Ideas for possible improvements

If you are looking at this because you would like to apply to be a part of Erigon development team, the best you can do is to try to first run the diagnostics system locally as described above, then study the code in the repository and think of a way to improve it. This repository has been initially created by a person with very little experience in web server development, web design, javascript, and, more crucially, it has been created in a bit of a rush. Therefore, there should be a lot of things that can be improved in terms of best practices, more pleasant user interface, code simplicity, etc.

There are some functional improvements that could be quite useful, for example:

  • Reorg scanner is very basic and it does not have a concept of a "deep" reorg (deeper than 1 block). For such situations, it will just show the consecutive block numbers as all having a reorg.
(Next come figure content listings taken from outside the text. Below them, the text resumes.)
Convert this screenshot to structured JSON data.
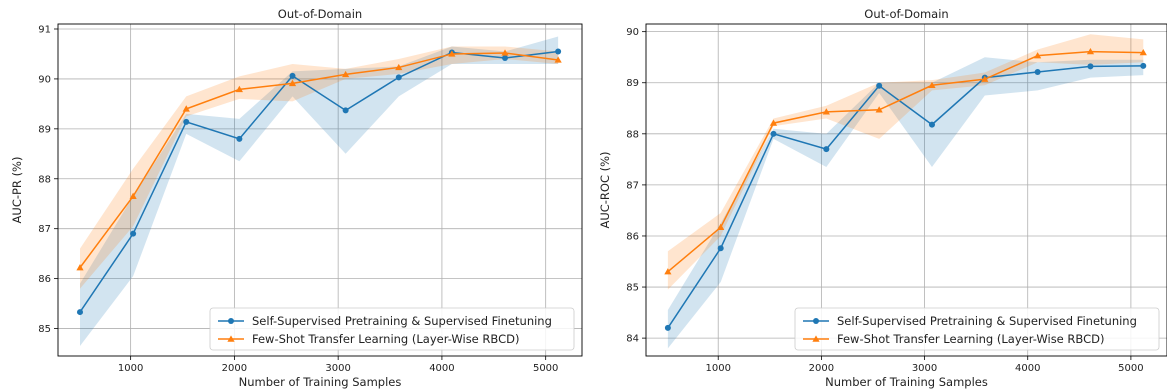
{
  "colors": {
    "series_a": "#1f77b4",
    "series_b": "#ff7f0e",
    "grid": "#b0b0b0",
    "axis": "#000000"
  },
  "chart_data": [
    {
      "type": "line",
      "title": "Out-of-Domain",
      "xlabel": "Number of Training Samples",
      "ylabel": "AUC-PR (%)",
      "xlim": [
        300,
        5350
      ],
      "ylim": [
        84.45,
        91.1
      ],
      "xticks": [
        1000,
        2000,
        3000,
        4000,
        5000
      ],
      "yticks": [
        85,
        86,
        87,
        88,
        89,
        90,
        91
      ],
      "grid": true,
      "legend_position": "lower-right",
      "x": [
        512,
        1024,
        1536,
        2048,
        2560,
        3072,
        3584,
        4096,
        4608,
        5120
      ],
      "series": [
        {
          "name": "Self-Supervised Pretraining & Supervised Finetuning",
          "marker": "circle",
          "values": [
            85.33,
            86.9,
            89.14,
            88.8,
            90.06,
            89.37,
            90.03,
            90.53,
            90.42,
            90.55
          ],
          "band_low": [
            84.65,
            86.05,
            88.9,
            88.35,
            89.65,
            88.5,
            89.65,
            90.3,
            90.3,
            90.3
          ],
          "band_high": [
            85.9,
            87.65,
            89.3,
            89.2,
            90.15,
            90.2,
            90.25,
            90.65,
            90.55,
            90.85
          ]
        },
        {
          "name": "Few-Shot Transfer Learning (Layer-Wise RBCD)",
          "marker": "triangle",
          "values": [
            86.22,
            87.65,
            89.4,
            89.79,
            89.91,
            90.09,
            90.23,
            90.5,
            90.52,
            90.38
          ],
          "band_low": [
            85.8,
            87.05,
            89.25,
            89.6,
            89.55,
            90.0,
            90.1,
            90.3,
            90.4,
            90.3
          ],
          "band_high": [
            86.6,
            88.2,
            89.65,
            90.05,
            90.3,
            90.2,
            90.4,
            90.65,
            90.65,
            90.55
          ]
        }
      ]
    },
    {
      "type": "line",
      "title": "Out-of-Domain",
      "xlabel": "Number of Training Samples",
      "ylabel": "AUC-ROC (%)",
      "xlim": [
        300,
        5350
      ],
      "ylim": [
        83.65,
        90.15
      ],
      "xticks": [
        1000,
        2000,
        3000,
        4000,
        5000
      ],
      "yticks": [
        84,
        85,
        86,
        87,
        88,
        89,
        90
      ],
      "grid": true,
      "legend_position": "lower-right",
      "x": [
        512,
        1024,
        1536,
        2048,
        2560,
        3072,
        3584,
        4096,
        4608,
        5120
      ],
      "series": [
        {
          "name": "Self-Supervised Pretraining & Supervised Finetuning",
          "marker": "circle",
          "values": [
            84.2,
            85.76,
            88.0,
            87.7,
            88.94,
            88.18,
            89.1,
            89.21,
            89.32,
            89.33
          ],
          "band_low": [
            83.8,
            85.1,
            87.9,
            87.35,
            88.8,
            87.35,
            88.75,
            88.85,
            89.1,
            89.15
          ],
          "band_high": [
            84.55,
            86.25,
            88.1,
            88.0,
            89.0,
            89.0,
            89.5,
            89.4,
            89.45,
            89.45
          ]
        },
        {
          "name": "Few-Shot Transfer Learning (Layer-Wise RBCD)",
          "marker": "triangle",
          "values": [
            85.3,
            86.17,
            88.21,
            88.43,
            88.47,
            88.95,
            89.07,
            89.53,
            89.61,
            89.59
          ],
          "band_low": [
            84.95,
            86.0,
            88.15,
            88.3,
            87.9,
            88.85,
            88.95,
            89.4,
            89.35,
            89.4
          ],
          "band_high": [
            85.7,
            86.45,
            88.3,
            88.55,
            89.0,
            89.05,
            89.2,
            89.65,
            89.95,
            89.85
          ]
        }
      ]
    }
  ]
}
It would be better to aggregate these into deep reorgs, and also perhaps show if there are more than 1 branch at each reorg point.
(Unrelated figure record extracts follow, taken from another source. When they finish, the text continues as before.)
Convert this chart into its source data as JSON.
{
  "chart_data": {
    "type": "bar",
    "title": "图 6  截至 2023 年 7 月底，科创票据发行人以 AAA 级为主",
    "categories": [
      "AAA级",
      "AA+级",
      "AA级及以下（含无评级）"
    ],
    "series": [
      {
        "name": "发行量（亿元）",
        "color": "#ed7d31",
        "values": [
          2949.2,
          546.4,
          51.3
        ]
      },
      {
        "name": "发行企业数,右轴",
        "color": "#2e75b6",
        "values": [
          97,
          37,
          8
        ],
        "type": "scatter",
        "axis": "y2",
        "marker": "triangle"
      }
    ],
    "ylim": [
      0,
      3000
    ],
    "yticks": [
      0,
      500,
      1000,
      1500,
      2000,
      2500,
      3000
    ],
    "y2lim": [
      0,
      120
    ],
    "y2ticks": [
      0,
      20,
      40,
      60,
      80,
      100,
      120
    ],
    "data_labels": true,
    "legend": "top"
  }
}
  • For the reorg scanner, add the ability to click on the block numbers and get more information about that particular reorg, for example, block producers for each of the block participating in the reorg, or difference in terms of transactions.
  • Adding more "diagnostics scripts" that remotely read DB to check for the current progress of stages in the staged sync.
  • Adding a monitoring for header downloader as well as for body downloader.
  • Perhaps embedding some metrics visualisation (have no idea how to do it), since all "prometheus"-style metrics are also available to the diagnostics system?
  • Ability to extract and analyse go-routine stack traces from Erigon node. To start with, extract something like debug/pprof/goroutine?debug=2, but for Erigon this would likely result in a lot of go-routines (thousands) with similar traces related to peer management. Some analysis should group them into cluster of similar stack traces and show them as aggregates.
  • Add log rotation system similar to what has recently been done for Erigon (using lumberjack library).